There's a parallel story to Twisters huge haul playing out right now too:
“Fly Me to the Moon,” an original romantic caper starring Scarlett Johansson and Channing Tatum that agents sold to Apple TV+ for $100 million, has only taken in about $16 million in two weekends of wide domestic release.
This one, I'd argue, has just as much to do with Apple being awful at marketing their content. Which is wild given that it's Apple! The company perhaps best known for its marketing prowess – of any company in the world! They can't seem to crack the Hollywood nut here for whatever reason. This is anecdotal, but no one seemed to know about Fly Me to the Moon. You obviously won't go to see what you don't even know is out. Again, in those old days people would go to see whatever was playing. That's not the case any longer.

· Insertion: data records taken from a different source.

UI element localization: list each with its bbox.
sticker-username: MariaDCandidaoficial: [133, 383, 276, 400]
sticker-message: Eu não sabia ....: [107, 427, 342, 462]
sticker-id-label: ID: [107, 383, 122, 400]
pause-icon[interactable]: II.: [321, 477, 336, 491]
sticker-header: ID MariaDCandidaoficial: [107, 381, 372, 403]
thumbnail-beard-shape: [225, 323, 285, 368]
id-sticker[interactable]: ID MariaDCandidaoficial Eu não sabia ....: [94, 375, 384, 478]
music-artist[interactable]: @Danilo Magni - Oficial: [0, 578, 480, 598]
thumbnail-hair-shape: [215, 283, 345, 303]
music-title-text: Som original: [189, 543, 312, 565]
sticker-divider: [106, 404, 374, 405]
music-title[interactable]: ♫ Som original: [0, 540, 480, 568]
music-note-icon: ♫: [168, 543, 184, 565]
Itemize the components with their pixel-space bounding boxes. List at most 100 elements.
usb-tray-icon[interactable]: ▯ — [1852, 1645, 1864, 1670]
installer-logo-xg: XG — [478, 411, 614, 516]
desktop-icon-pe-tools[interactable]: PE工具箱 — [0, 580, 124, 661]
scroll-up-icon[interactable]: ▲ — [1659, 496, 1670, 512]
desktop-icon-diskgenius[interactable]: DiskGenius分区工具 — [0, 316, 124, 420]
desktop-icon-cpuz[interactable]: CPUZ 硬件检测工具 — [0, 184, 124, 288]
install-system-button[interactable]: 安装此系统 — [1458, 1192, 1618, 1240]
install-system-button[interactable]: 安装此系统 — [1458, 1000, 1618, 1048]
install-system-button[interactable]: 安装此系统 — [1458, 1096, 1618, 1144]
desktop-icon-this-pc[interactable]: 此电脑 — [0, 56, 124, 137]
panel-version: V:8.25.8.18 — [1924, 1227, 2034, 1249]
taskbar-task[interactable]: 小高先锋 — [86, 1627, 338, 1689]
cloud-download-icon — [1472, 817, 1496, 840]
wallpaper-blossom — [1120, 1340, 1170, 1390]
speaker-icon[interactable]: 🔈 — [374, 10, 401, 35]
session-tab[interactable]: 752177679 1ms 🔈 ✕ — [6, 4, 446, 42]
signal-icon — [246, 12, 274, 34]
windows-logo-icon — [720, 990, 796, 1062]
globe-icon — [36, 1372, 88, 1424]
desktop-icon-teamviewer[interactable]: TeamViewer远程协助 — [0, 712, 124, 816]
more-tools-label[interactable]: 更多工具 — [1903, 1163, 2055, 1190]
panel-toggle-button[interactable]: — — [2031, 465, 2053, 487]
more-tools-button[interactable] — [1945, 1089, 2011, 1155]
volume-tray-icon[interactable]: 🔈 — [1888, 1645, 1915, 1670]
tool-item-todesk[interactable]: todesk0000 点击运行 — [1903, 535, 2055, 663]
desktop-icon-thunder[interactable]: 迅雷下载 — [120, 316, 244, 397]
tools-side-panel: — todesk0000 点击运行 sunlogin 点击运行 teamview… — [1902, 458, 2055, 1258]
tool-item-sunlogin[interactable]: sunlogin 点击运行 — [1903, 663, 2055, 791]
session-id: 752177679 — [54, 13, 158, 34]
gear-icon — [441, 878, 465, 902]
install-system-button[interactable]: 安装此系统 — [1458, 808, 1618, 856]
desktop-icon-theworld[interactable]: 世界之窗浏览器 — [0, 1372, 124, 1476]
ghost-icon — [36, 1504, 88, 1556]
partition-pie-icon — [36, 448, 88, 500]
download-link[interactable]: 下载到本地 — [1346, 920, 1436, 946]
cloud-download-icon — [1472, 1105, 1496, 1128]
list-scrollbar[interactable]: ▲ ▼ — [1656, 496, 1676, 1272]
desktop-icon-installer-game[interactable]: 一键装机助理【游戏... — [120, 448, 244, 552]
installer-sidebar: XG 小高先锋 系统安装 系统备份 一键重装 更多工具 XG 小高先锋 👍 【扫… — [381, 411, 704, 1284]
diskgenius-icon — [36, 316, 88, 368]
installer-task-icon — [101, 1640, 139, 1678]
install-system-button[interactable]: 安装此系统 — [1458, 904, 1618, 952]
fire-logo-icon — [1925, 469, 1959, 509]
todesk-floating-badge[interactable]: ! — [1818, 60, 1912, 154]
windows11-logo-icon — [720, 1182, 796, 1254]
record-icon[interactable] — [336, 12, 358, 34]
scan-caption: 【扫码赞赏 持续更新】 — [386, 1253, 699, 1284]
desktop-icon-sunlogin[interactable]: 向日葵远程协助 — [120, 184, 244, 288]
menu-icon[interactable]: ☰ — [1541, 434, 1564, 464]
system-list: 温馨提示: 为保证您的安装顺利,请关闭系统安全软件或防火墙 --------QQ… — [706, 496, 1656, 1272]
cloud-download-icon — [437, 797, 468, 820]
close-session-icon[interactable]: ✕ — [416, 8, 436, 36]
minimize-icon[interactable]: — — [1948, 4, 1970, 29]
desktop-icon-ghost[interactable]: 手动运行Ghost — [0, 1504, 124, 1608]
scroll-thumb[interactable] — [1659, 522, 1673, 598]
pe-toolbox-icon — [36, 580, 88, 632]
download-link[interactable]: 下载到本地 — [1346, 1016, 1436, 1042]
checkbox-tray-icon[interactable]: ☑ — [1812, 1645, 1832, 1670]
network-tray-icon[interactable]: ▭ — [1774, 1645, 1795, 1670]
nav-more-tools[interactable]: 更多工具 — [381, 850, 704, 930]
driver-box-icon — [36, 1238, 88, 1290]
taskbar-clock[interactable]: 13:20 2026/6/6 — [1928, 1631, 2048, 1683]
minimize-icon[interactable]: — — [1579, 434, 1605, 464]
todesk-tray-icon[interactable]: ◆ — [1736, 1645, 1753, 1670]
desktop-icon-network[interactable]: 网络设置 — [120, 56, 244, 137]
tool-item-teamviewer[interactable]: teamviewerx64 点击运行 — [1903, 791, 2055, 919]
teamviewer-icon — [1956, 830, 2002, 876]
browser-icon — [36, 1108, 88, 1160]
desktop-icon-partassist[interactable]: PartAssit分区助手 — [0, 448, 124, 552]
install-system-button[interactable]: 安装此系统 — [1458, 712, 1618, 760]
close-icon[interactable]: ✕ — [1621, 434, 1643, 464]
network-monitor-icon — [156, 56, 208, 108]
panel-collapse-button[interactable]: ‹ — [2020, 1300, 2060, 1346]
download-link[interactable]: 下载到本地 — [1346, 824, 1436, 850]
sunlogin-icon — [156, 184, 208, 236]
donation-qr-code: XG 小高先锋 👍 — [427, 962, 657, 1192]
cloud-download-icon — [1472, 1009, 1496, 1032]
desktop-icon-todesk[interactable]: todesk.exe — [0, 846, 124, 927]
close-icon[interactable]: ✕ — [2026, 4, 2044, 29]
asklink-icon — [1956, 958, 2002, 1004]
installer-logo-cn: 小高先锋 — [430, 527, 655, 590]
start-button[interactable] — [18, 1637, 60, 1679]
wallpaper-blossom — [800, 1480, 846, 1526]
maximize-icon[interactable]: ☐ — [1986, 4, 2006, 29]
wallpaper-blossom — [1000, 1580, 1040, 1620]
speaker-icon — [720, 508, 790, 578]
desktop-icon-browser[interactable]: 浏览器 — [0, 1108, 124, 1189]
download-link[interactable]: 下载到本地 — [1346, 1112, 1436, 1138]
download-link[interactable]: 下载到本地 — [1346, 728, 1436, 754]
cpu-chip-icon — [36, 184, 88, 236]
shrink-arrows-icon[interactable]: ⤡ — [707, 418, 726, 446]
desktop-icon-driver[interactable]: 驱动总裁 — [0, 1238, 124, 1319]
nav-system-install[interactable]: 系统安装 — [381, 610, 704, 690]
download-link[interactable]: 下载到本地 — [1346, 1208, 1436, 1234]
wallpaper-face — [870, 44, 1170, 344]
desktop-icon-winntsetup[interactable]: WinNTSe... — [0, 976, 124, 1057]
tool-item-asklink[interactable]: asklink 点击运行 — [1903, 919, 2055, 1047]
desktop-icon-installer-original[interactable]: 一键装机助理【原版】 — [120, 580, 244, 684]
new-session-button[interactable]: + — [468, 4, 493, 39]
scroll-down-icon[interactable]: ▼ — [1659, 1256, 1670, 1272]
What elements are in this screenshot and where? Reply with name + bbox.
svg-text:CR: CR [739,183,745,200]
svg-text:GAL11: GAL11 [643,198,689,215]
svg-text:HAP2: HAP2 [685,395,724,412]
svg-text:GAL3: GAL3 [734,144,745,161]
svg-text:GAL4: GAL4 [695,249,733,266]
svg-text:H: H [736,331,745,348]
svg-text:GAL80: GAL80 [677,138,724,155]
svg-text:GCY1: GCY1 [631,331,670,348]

But even if Apple had hit a home run in marketing Fly Me to the Moon, would it have been a huge hit? Impossible to know for sure, but my bet would be "no". It's just not a great movie for theaters these days, sadly. Maybe if it had some sort of viral element in the marketing around it, a la Glen Powell's Anyone But You. But again, it's all just sort of right place, right time. Sure, some of that is manufactured, but a lot is random. You don't know what will work.
Which is to say that it's all much more of an art than a science, which Hollywood should appreciate. And adapt to. By closing a lot of theaters and narrowing the swings they take in that channel. While getting more flexible as well, pulling movies that clearly aren't working sooner and perhaps even "graduating" up some movies that are working on streaming at the last-minute. Cultivating new hits on streaming and then using theaters to quickly take advantage of such buzz with quick sequels. Etc. Etc. Etc.
There are so many ideas and ways to do all of this, but we're still just relying way too much on the old: release in theaters, pray, wait several weeks, release on VOD and see if it will get legs there, then wait several more weeks and push to streaming to see if that's where it will find its legs. Then television. Then maybe Netflix.